Eric Knox, the moderator of the panel, founded the tour after its success as a panel session at The Justice Conference in February in Portland, Ore.

Giving their sixth forum in the past four days, the five men on the panel aimed to address three questions: Is there a crisis among African-American males, and if so, what are the structures that create the crisis, and what are some of the solutions to the crisis?

The discussion began with Ringering’s perspective. Ringering, a lead pastor at a church in Portland, Ore., said that people look at others and develop a set of beliefs about who they are. This leads to bias and bigotry, he said.

“I think we suffer from racial reductionism,” he said. ” I think we need to readjust our racial orthodoxy. We have a racial theology.”

Each panelist shared experiences and insight from their own unique, personal experiences to answer the three questions the forum posed.

Another panelist member, Dr. Daymond Glenn, vice president for Community Life and chief diversity officer at Warner Pacific College in Portland, Ore., wrote a book titled Critical Condition: Black Males and Multiculturalism in Higher Education.

In his research, he asked young African-American men what it means to be black and what black identity is. He said he got no consistent response.

However, he said, the social institutions the men said they got their sense of identity from were their schools, the media and their communities.

Dr. Glenn said that in his family, each generation has a different word on their birth certificate for ethnicity and race.

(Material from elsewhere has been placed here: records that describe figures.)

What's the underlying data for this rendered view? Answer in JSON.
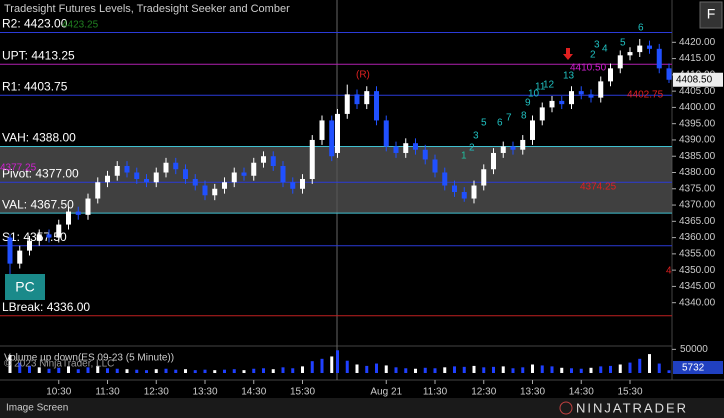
{
  "chart_data": {
    "type": "candlestick",
    "title": "Tradesight Futures Levels, Tradesight Seeker and Comber",
    "ylim": [
      4327,
      4433
    ],
    "yticks": [
      {
        "value": 4340,
        "label": "4340.00"
      },
      {
        "value": 4345,
        "label": "4345.00"
      },
      {
        "value": 4350,
        "label": "4350.00"
      },
      {
        "value": 4355,
        "label": "4355.00"
      },
      {
        "value": 4360,
        "label": "4360.00"
      },
      {
        "value": 4365,
        "label": "4365.00"
      },
      {
        "value": 4370,
        "label": "4370.00"
      },
      {
        "value": 4375,
        "label": "4375.00"
      },
      {
        "value": 4380,
        "label": "4380.00"
      },
      {
        "value": 4385,
        "label": "4385.00"
      },
      {
        "value": 4390,
        "label": "4390.00"
      },
      {
        "value": 4395,
        "label": "4395.00"
      },
      {
        "value": 4400,
        "label": "4400.00"
      },
      {
        "value": 4405,
        "label": "4405.00"
      },
      {
        "value": 4410,
        "label": "4410.00"
      },
      {
        "value": 4415,
        "label": "4415.00"
      },
      {
        "value": 4420,
        "label": "4420.00"
      }
    ],
    "up_color": "#ffffff",
    "down_color": "#2050ff",
    "categories": [
      null,
      null,
      null,
      null,
      null,
      "10:30",
      null,
      null,
      null,
      null,
      "11:30",
      null,
      null,
      null,
      null,
      "12:30",
      null,
      null,
      null,
      null,
      "13:30",
      null,
      null,
      null,
      null,
      "14:30",
      null,
      null,
      null,
      null,
      "15:30",
      null,
      null,
      null,
      null,
      null,
      null,
      null,
      null,
      "Aug 21",
      null,
      null,
      null,
      null,
      "11:30",
      null,
      null,
      null,
      null,
      "12:30",
      null,
      null,
      null,
      null,
      "13:30",
      null,
      null,
      null,
      null,
      "14:30",
      null,
      null,
      null,
      null,
      "15:30",
      null,
      null,
      null,
      null
    ],
    "ohlc": [
      [
        4360,
        4361,
        4344,
        4352
      ],
      [
        4352,
        4357.5,
        4350.5,
        4356
      ],
      [
        4356,
        4360.5,
        4354.5,
        4359
      ],
      [
        4359,
        4362.5,
        4357.5,
        4361
      ],
      [
        4361,
        4362.5,
        4358.5,
        4360
      ],
      [
        4360,
        4365.5,
        4358.5,
        4364
      ],
      [
        4364,
        4369.5,
        4362.5,
        4368
      ],
      [
        4368,
        4369.5,
        4365.5,
        4367
      ],
      [
        4367,
        4373.5,
        4365.5,
        4372
      ],
      [
        4372,
        4378.5,
        4370.5,
        4377
      ],
      [
        4377,
        4380.5,
        4375.5,
        4379
      ],
      [
        4379,
        4383.5,
        4377.5,
        4382
      ],
      [
        4382,
        4383.5,
        4378.5,
        4380
      ],
      [
        4380,
        4381.5,
        4376.5,
        4378
      ],
      [
        4378,
        4379.5,
        4375.5,
        4377
      ],
      [
        4377,
        4381.5,
        4375.5,
        4380
      ],
      [
        4380,
        4384.5,
        4378.5,
        4383
      ],
      [
        4383,
        4384.5,
        4379.5,
        4381
      ],
      [
        4381,
        4382.5,
        4376.5,
        4378
      ],
      [
        4378,
        4379.5,
        4374.5,
        4376
      ],
      [
        4376,
        4377.5,
        4371.5,
        4373
      ],
      [
        4373,
        4376.5,
        4371.5,
        4375
      ],
      [
        4375,
        4378.5,
        4373.5,
        4377
      ],
      [
        4377,
        4381.5,
        4375.5,
        4380
      ],
      [
        4380,
        4381.5,
        4377.5,
        4379
      ],
      [
        4379,
        4384.5,
        4377.5,
        4383
      ],
      [
        4383,
        4386.5,
        4381.5,
        4385
      ],
      [
        4385,
        4386.5,
        4380.5,
        4382
      ],
      [
        4382,
        4383.5,
        4375.5,
        4377
      ],
      [
        4377,
        4378.5,
        4373.5,
        4375
      ],
      [
        4375,
        4379.5,
        4373.5,
        4378
      ],
      [
        4378,
        4391.5,
        4376.5,
        4390
      ],
      [
        4390,
        4397.5,
        4388.5,
        4396
      ],
      [
        4396,
        4397.5,
        4383.5,
        4385
      ],
      [
        4386,
        4399.5,
        4384.5,
        4398
      ],
      [
        4398,
        4407,
        4396.5,
        4404
      ],
      [
        4404,
        4405.5,
        4399.5,
        4401
      ],
      [
        4401,
        4406.5,
        4399.5,
        4405
      ],
      [
        4405,
        4406.5,
        4394.5,
        4396
      ],
      [
        4396,
        4397.5,
        4386.5,
        4388
      ],
      [
        4388,
        4389.5,
        4384.5,
        4386
      ],
      [
        4386,
        4390.5,
        4384.5,
        4389
      ],
      [
        4389,
        4390.5,
        4385.5,
        4387
      ],
      [
        4387,
        4388.5,
        4382.5,
        4384
      ],
      [
        4384,
        4385.5,
        4378.5,
        4380
      ],
      [
        4380,
        4381.5,
        4374.5,
        4376
      ],
      [
        4376,
        4377.5,
        4372.5,
        4374
      ],
      [
        4374,
        4375.5,
        4371,
        4372
      ],
      [
        4372,
        4377.5,
        4370.5,
        4376
      ],
      [
        4376,
        4382.5,
        4374.5,
        4381
      ],
      [
        4381,
        4387.5,
        4379.5,
        4386
      ],
      [
        4386,
        4389.5,
        4384.5,
        4388
      ],
      [
        4388,
        4389.5,
        4385.5,
        4387
      ],
      [
        4387,
        4391.5,
        4385.5,
        4390
      ],
      [
        4390,
        4397.5,
        4388.5,
        4396
      ],
      [
        4396,
        4401.5,
        4394.5,
        4400
      ],
      [
        4400,
        4403.5,
        4398.5,
        4402
      ],
      [
        4402,
        4403.5,
        4399.5,
        4401
      ],
      [
        4401,
        4406.5,
        4399.5,
        4405
      ],
      [
        4405,
        4406.5,
        4402.5,
        4404
      ],
      [
        4404,
        4405.5,
        4401.5,
        4403
      ],
      [
        4403,
        4409.5,
        4401.5,
        4408
      ],
      [
        4408,
        4413.5,
        4406.5,
        4412
      ],
      [
        4412,
        4417.5,
        4410.5,
        4416
      ],
      [
        4416,
        4418.5,
        4414.5,
        4417
      ],
      [
        4417,
        4421,
        4415.5,
        4419
      ],
      [
        4419,
        4420.5,
        4416.5,
        4418
      ],
      [
        4418,
        4419.5,
        4410.5,
        4412
      ],
      [
        4412,
        4413.5,
        4407.5,
        4408.5
      ]
    ],
    "last_price": 4408.5,
    "last_price_label": "4408.50",
    "levels": [
      {
        "label": "R2: 4423.00",
        "value": 4423,
        "color": "#2b3bd8"
      },
      {
        "label": "UPT: 4413.25",
        "value": 4413.25,
        "color": "#b020b0"
      },
      {
        "label": "R1: 4403.75",
        "value": 4403.75,
        "color": "#2b3bd8"
      },
      {
        "label": "VAH: 4388.00",
        "value": 4388,
        "color": "#40c0d0"
      },
      {
        "label": "Pivot: 4377.00",
        "value": 4377,
        "color": "#2b3bd8"
      },
      {
        "label": "VAL: 4367.50",
        "value": 4367.5,
        "color": "#40c0d0"
      },
      {
        "label": "S1: 4357.50",
        "value": 4357.5,
        "color": "#2b3bd8"
      },
      {
        "label": "LBreak: 4336.00",
        "value": 4336,
        "color": "#c02020"
      }
    ],
    "value_area_color": "#555555",
    "annotations": [
      {
        "text": "(R)",
        "color": "#e02020"
      },
      {
        "text": "4410.50",
        "color": "#d020d0"
      },
      {
        "text": "4402.75",
        "color": "#e02020"
      },
      {
        "text": "4374.25",
        "color": "#e02020"
      },
      {
        "text": "4",
        "color": "#e02020"
      },
      {
        "text": "1",
        "color": "#20c0a0"
      },
      {
        "text": "2",
        "color": "#20c0c0"
      },
      {
        "text": "3",
        "color": "#20c0c0"
      },
      {
        "text": "5",
        "color": "#20c0c0"
      },
      {
        "text": "6",
        "color": "#20c0c0"
      },
      {
        "text": "7",
        "color": "#20c0c0"
      },
      {
        "text": "8",
        "color": "#20c0c0"
      },
      {
        "text": "9",
        "color": "#20c0c0"
      },
      {
        "text": "10",
        "color": "#20c0c0"
      },
      {
        "text": "11",
        "color": "#20c0c0"
      },
      {
        "text": "12",
        "color": "#20c0c0"
      },
      {
        "text": "13",
        "color": "#20c0c0"
      },
      {
        "text": "2",
        "color": "#20c0c0"
      },
      {
        "text": "3",
        "color": "#20c0c0"
      },
      {
        "text": "4",
        "color": "#20c0c0"
      },
      {
        "text": "5",
        "color": "#20c0c0"
      },
      {
        "text": "6",
        "color": "#20c0c0"
      },
      {
        "text": "4377.25",
        "color": "#d020d0"
      },
      {
        "text": "4423.25",
        "color": "#208020"
      }
    ],
    "volume": {
      "title": "Volume up down(ES 09-23 (5 Minute))",
      "color": "#2040ff",
      "ylim": [
        0,
        55000
      ],
      "yticks": [
        50000
      ],
      "values": [
        38000,
        22000,
        15000,
        12000,
        9000,
        11000,
        14000,
        8000,
        12000,
        15000,
        10000,
        9000,
        8000,
        7000,
        6000,
        8000,
        9000,
        7000,
        8000,
        6000,
        7000,
        6000,
        7000,
        8000,
        6000,
        9000,
        10000,
        8000,
        12000,
        10000,
        14000,
        25000,
        30000,
        35000,
        48000,
        26000,
        18000,
        15000,
        20000,
        16000,
        12000,
        10000,
        9000,
        11000,
        10000,
        12000,
        14000,
        13000,
        15000,
        12000,
        13000,
        14000,
        10000,
        12000,
        18000,
        16000,
        14000,
        11000,
        10000,
        9000,
        11000,
        14000,
        15000,
        18000,
        22000,
        30000,
        40000,
        20000,
        5732
      ]
    },
    "copyright": "© 2023 NinjaTrader, LLC",
    "buttons": {
      "pc": "PC",
      "f": "F"
    },
    "status": "Image Screen",
    "logo": "NINJATRADER"
  }
}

He said that under the race and ethnicity header on his mother’s birth certificate, it says, “colored.” His mother was born in the late 1940s.

On his birth certificate from the early 1970s, his ethnicity is identified as “Negro.”

Born six years after Dr. Glenn, his younger brother has a birth certificate that says “black.”

“I have two boys, a 13-year-old and a 4-year-old, and their birth [certificates say] ‘African-American,’” Dr. Glenn said.

Junior Rebecca Gonzalez said the panel provided a new and valuable perspective.

“I’m studying to be a teacher, and I really want to work in an urban environment,” she said. “I know I will never fully understand where [African-American] students are coming from, but just even getting a small perspective of it and the whole work of reconciliation with others … [is] really inspiring.”

Knox said the key to continuing the conversation is working to understand people’s unique, personal narratives.

“Typically, leaders give empirical evidence, and they try and give anecdotal or prescriptive ways of applying that, whereas Jesus always gave a story,” Knox said. “We’re telling justice through story, and then we bring the data to the story.”

Understanding narratives leads to relationships, Knox said.

“I think the key for you guys continuing this conversation is really working hard at understanding the narrative of people that you want to develop relationships [with],” he said. “It’s not textbook, but relationship – that’s the key. That’s our whole thing.”

Knowing the importance of telling stories prompted the tour and led to its success, Knox said.

“If you want to continue that, get into an environment that makes you uncomfortable until it becomes comfortable,” he said.